My name: Dan Krovich My current festival: Atlanta Film Festival
My title: Festival Director
Other fests I've worked for: Maryland Film Festival
Three movies that best represent my personal tastes: Three was definitely too few, but I decided to limit myself to 10. (Of course, then I went to 11.) Capturing the Friedmans, Elephant, Funny Games, Harold and Maude, Hukkle, Morvern Callar, Moulin Rouge, Piranha, Primer, Schizopolis, The Unbelievable Truth.
When I'm not watching movies I like to: Who would have thought that this would be the most difficult to answer? I like sports, but I seem to do a lot more watching of them than playing - tennis, football, college basketball. I also like to read, and I seem to be more on a nonfiction kick lately.
A movie I recently programmed that I consider to be a great personal discovery: Make-Out With Violence - What I liked most about it is that I couldn't easily describe it. It didn't fall into a simple categorization so it felt very fresh. It had creativity, originality, and the energy of new filmmakers.
When filmmakers ask me "What's different about your film festival?" I say: We're a general festival in that we show all genres and types of films, and I feel like we are really democratic across the genres. For example, the competition section will often feature films that might traditionally play in a midnight section at other festivals.
Our festival audience has come to expect: What I hope they've come to expect is to be challenged. We have our share of what I would call the more "mainstream indies" from indie distributors that are doing the festival circuit. Those are great, but I really like it when I see an audience take a chance on something that perhaps doesn't come with a recognizable cast or a pedigree of showings at the major festivals.
We program the following categories of films: narrative features, documentary features, narrative shorts, documentary shorts, animated, experimental.
A recent trend I have noticed in submissions of which I disapprove: One thing I've noticed a lot that I'm not a big fan of is starting the film at the end and then jumping back in time. It can take the suspense out of the rest of the movie because I know where the movie has to end up, and if you put a character in jeopardy I know they have to get to the scene that I've already seen. I was trying to come up with a trend that would be positive, but when you watch so many entries anything that you see enough to classify as a trend can become old quickly.

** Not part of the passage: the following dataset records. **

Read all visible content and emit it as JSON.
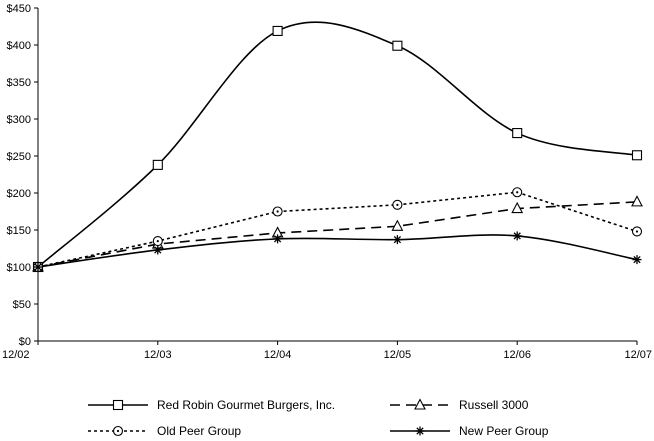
{
  "chart_data": {
    "type": "line",
    "categories": [
      "12/02",
      "12/03",
      "12/04",
      "12/05",
      "12/06",
      "12/07"
    ],
    "ylim": [
      0,
      450
    ],
    "yticks": [
      0,
      50,
      100,
      150,
      200,
      250,
      300,
      350,
      400,
      450
    ],
    "ytick_labels": [
      "$0",
      "$50",
      "$100",
      "$150",
      "$200",
      "$250",
      "$300",
      "$350",
      "$400",
      "$450"
    ],
    "series": [
      {
        "name": "Red Robin Gourmet Burgers, Inc.",
        "values": [
          100,
          238,
          419,
          399,
          281,
          251
        ],
        "marker": "square",
        "dash": "solid",
        "smooth": true
      },
      {
        "name": "Russell 3000",
        "values": [
          100,
          131,
          146,
          155,
          179,
          188
        ],
        "marker": "triangle",
        "dash": "dashed",
        "smooth": false
      },
      {
        "name": "Old Peer Group",
        "values": [
          100,
          135,
          175,
          184,
          201,
          148
        ],
        "marker": "circle",
        "dash": "dotted",
        "smooth": false
      },
      {
        "name": "New Peer Group",
        "values": [
          100,
          123,
          138,
          137,
          142,
          110
        ],
        "marker": "asterisk",
        "dash": "solid",
        "smooth": true
      }
    ],
    "legend_position": "bottom",
    "line_color": "#000000"
  }
}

The submissions period for our next festival is: Our final submission deadline is December 18, 2009
Filmmakers can contact me here: email@example.com
If I could impart one thing to filmmakers about submitting to my festival, it would be: Originality is a big key to standing out. We receive many very good submissions, and they can sometimes run together and start to seem overly familiar. A film stands out when there's something about it that feels new and fresh. It can be the story, a character, a setting, or filmmaking style. That's a difficult thing to pull off when a programmer is watching literally hundreds of films, but when you see it it's really exciting, and it can make you forget about some of the shortcomings a film might have in other areas.